Projet de loi El Khomri : la médecine du travail en danger ?
C'est un texte explosif qui suscite la polémique depuis plusieurs jours : la réforme du code du travail ou "loi El Khomri" (du nom de la ministre du Travail). Les syndicats sont vent debout, tout comme une partie de la gauche. Ce matin, lundi 29 février 2015, le gouvernement a annoncé retarder de deux semaines la présentation du projet de loi en Conseil des ministres. Il souhaite se laisser le temps pour d'éventuels ajustements. Le texte comporte plusieurs mesures concernant la médecine du travail. Le point avec le Dr Martine Keryer, médecin du travail et secrétaire nationale à la CFE-CGC.
- Pour vous, cette loi est-elle un progrès pour la médecine du travail ?
Dr M. Keryer : "Cette loi n'est absolument pas un progrès, surtout pour les salariés. Jusqu'à présent, ils avaient accès à un médecin du travail depuis 60 ans quelque soit leur poste de travail, leur métier... Avec ce projet de loi, nous avons peur que ce droit à l'accès au médecin du travail disparaisse."
- Le texte prévoit le remplacement de la visite médicale d'embauche par une visite de "prévention" réalisée par un infirmier (et non plus par un médecin). Est-ce une solution pour désengorger la médecine du travail ?

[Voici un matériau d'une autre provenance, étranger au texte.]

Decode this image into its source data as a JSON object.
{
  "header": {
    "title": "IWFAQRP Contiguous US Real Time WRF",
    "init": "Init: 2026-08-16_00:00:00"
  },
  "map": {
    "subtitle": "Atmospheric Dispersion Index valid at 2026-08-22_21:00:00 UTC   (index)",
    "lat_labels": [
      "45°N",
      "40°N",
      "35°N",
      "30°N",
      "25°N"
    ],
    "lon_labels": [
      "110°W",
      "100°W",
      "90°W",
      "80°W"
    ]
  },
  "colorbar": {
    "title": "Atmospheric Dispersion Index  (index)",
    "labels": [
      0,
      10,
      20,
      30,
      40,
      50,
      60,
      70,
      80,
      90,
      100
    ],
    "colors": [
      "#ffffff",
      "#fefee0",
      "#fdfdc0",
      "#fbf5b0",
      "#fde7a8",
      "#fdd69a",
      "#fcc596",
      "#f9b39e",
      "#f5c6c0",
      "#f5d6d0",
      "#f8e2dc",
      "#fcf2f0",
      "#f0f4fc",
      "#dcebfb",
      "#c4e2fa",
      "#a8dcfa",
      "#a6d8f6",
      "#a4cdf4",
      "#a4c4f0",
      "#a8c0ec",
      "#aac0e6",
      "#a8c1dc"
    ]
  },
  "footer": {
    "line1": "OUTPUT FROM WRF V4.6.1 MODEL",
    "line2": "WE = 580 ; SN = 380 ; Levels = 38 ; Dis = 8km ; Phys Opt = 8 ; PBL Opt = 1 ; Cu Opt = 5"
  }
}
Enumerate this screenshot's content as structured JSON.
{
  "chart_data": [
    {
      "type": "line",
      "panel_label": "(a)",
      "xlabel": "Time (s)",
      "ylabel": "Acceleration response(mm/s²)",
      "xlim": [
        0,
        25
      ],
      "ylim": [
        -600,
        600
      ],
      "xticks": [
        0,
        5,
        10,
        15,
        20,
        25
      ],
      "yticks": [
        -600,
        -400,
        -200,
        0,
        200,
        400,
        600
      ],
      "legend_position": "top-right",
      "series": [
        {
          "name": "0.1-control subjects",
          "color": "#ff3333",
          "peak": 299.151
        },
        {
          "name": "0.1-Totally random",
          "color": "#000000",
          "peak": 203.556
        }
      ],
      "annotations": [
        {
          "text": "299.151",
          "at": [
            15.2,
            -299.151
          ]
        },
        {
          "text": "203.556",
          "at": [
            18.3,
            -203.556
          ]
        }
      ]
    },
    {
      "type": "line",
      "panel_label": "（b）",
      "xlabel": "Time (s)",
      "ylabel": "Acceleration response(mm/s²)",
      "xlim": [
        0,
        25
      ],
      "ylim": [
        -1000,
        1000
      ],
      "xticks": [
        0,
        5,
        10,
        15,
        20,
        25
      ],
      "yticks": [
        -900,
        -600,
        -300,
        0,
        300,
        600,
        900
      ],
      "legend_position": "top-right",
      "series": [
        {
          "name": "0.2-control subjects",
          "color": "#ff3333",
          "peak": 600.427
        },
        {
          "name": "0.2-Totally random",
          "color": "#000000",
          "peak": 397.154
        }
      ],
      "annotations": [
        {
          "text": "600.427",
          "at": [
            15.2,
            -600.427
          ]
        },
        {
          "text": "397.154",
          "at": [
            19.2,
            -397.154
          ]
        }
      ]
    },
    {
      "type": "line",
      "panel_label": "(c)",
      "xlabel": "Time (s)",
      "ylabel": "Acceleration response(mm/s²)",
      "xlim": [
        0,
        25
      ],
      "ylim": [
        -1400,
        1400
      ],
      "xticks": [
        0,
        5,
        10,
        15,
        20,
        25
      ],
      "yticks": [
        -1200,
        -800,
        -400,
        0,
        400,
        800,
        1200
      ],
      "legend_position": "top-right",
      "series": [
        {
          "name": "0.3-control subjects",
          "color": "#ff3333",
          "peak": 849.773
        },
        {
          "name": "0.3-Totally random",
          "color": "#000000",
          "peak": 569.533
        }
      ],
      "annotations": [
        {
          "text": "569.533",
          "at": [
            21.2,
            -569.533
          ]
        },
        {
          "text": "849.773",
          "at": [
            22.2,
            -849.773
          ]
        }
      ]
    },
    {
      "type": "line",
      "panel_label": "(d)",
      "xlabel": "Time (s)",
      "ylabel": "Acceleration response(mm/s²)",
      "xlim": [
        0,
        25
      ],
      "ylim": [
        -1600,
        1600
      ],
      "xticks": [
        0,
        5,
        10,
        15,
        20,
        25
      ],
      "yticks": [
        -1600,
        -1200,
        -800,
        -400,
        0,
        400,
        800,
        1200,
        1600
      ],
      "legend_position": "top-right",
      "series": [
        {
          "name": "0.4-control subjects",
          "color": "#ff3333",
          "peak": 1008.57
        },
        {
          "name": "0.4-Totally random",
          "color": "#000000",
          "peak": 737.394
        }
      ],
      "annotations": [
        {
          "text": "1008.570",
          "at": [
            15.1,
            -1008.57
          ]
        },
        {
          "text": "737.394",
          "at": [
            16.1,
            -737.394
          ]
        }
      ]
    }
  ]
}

Dr M. Keryer : "Dans cette loi, on crée une médecine du travail à deux vitesses, avec d'un côté les salariés sur des postes de sécurité ou à risques et les autres. Les salariés sur ces postes à risques auront accès à un médecin du travail qui va émettre une fiche d'aptitude. Pour les autres populations qui ne sont pas des salariés à risques, ou en tout cas qui ne sont pas à risques visibles, je pense notamment aux cadres, aux techniciens, aux personnels des hôpitaux... Ils n'auront pas accès au médecin du travail en première intention.
"Le salarié aura accès à un membre de l'équipe médicale, médecin ou infirmier. Il n'y aura donc plus d'accès systématique au médecin du travail. Et cette visite de prévention ne donnera plus lieu à une fiche d'aptitude. En même temps, par cette loi, on supprime l'aptitude médicale qui était une protection pour le salarié. Elle permettait aux médecins de faire des propositions de postes de reclassement."
- Autre mesure : l’espacement des visites médicales pour les salariés. Aujourd'hui, elles sont obligatoires tous les deux ans. Ce n'est plus le cas dans le projet de loi. Pourquoi ces bilans de santé sont-ils importants pour les salariés ?
Dr M. Keryer : "A la date d'aujourd'hui, il n'y a même plus de précision concernant ce délai. Ce sera défini par décret. Ce qui veut dire que les personnes qui subissent des risques psycho-sociaux au quotidien ne connaîtront plus leur médecin du travail, n'auront plus accès à lui... Il y a tout un pan de prévention des risques psycho-sociaux, et notamment du burn-out, qui ne sera pas fait par les médecins du travail."
- Est-ce qu'au final, on ne tend pas vers la suppression de la médecine du travail ?
Dr M. Keryer : "Si cette loi va au bout, c'est d'abord la mort de la protection pour les salariés. C'est donc inquiétant. Et c'est la mort d'une médecine du travail, avec des médecins du travail. Il y aura toujours dans les services de santé au travail des infirmiers et des préventeurs. Mais il n'y aura plus de médecins du travail. C'est le but de plusieurs gouvernements depuis fort longtemps. La pyramide des âges des médecins du travail est très élevée et il n'y a pas eu de remplacements prévus."